MDPV, like cocaine, acts on the brain's dopamine system. Dopamine is a brain chemical involved in things that give us pleasure, like food, sex and gambling, but it also regulates motor control, memory and learning. And that's not all. Any time you're tuning into a conversation, focusing on a task, flirting with a potential mate, the brain is releasing tiny bursts of dopamine from the nerve cell ending, or synapse.

But just as this dopamine is naturally released, it's also naturally getting sucked back into the cell like a vacuum in a process called reuptake. Under normal circumstances, dopamine levels outside the cell are kept exquisitely low due to this vacuum effect, Baumann says. But MDPV causes excessive amounts of dopamine to remain in the synapse, the space between cells.

This is because both cocaine and MDPV work by inhibiting that reuptake of dopamine, which results in more dopamine hanging out in the brain. Cocaine slows reuptake. MDPV nearly blocks it altogether. (Click on the image above for a visual of how this works.)

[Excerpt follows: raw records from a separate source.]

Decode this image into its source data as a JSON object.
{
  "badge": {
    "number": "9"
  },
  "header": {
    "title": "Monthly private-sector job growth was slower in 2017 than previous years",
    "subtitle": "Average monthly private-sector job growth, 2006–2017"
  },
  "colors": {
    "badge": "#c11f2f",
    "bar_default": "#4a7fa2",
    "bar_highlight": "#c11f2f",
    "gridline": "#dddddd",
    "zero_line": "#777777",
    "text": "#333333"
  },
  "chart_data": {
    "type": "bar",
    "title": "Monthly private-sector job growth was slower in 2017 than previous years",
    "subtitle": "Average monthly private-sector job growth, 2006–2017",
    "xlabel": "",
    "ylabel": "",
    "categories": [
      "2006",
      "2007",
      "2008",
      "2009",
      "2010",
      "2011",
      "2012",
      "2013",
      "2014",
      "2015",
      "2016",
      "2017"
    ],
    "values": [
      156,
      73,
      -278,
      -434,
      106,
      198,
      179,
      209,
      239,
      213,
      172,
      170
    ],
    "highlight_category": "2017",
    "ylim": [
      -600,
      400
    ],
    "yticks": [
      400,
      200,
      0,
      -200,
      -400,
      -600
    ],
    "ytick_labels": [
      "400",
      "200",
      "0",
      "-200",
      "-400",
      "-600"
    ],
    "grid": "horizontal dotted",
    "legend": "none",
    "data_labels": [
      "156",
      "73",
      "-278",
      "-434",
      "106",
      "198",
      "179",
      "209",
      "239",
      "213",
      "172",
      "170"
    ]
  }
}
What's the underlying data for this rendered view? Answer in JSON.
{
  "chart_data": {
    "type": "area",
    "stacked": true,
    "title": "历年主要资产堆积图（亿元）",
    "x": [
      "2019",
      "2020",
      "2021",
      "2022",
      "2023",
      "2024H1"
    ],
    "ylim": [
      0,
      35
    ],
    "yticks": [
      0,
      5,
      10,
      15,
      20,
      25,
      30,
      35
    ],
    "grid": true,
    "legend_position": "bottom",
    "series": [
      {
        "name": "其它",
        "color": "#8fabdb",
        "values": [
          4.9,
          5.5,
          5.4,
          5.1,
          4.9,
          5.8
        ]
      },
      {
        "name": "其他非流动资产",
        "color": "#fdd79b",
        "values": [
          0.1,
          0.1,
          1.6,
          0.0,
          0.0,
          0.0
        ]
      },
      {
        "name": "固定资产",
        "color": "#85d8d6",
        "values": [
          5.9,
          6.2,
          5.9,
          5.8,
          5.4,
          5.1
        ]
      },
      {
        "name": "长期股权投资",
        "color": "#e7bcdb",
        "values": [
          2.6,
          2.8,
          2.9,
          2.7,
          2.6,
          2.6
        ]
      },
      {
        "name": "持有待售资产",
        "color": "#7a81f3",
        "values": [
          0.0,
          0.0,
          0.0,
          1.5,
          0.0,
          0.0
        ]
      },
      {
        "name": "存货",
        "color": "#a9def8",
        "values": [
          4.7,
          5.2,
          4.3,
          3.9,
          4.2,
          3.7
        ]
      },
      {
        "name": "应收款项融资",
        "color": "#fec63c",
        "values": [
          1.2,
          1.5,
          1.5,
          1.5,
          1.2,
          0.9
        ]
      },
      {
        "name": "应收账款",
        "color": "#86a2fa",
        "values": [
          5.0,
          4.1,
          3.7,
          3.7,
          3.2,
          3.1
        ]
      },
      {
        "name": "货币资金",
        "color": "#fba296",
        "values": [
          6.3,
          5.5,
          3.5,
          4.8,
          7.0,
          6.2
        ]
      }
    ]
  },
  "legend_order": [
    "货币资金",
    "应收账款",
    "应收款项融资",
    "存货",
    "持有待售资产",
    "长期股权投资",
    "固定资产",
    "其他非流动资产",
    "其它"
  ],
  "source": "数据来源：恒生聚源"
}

So what does that do to the rats?

"What you've done is you've jacked dopamine up, and that makes them wander crazily around the cage," Baumann said. "So you're taking circuitry that's been laid down over millions of years of evolution of these animals. This circuitry, it's been laid down, it has a purpose, but when these drugs are present, you're basically pushing them into some netherworld that the normal brain never sees."

At his lab, Baumann's team surgically implants tubes into the brains of anaesthetized rats, specifically into the nucleus accumbens, a region of the brain associated with addiction. Then a week later, they insert into the tube a probe, which they use to sample the brain's extracellular fluid, after dosing them with MDPV. That allows them to see the extent of dopamine that's been blocked from reuptake by the drug, the amount of dopamine that's unable to get back into the cell. They also study their movement and behavior while on the drug.

In a separate experiment, they use a sensor to measure the animal's blood pressure and heart rate.

Researchers at VCU said the drug was as much as 10 times more powerful than cocaine. Baumann says that's a conservative estimate.

MDPV, they found was at least 10 times more potent than cocaine in every test that they used.

"It's 10-fold more potent at increasing dopamine in the brain and 10-fold more potent at increasing heart rate," Baumann said. "Because of the increased potency of the drug, it's dangerous to take it recreationally.

They also found that MDPV illicits effects that are greater in magnitude than cocaine. It led to a higher heart rate and more hyperactivity than cocaine.

While Baumann couldn't comment on its connection to child neglect, he did say the science helps explains the extreme behavior seen by its users.

"Because of the strong dopaminergic effects of this drug, you would expect it to lead to compulsive use," he said. "There's no doubt this is a powerfully addictive substance."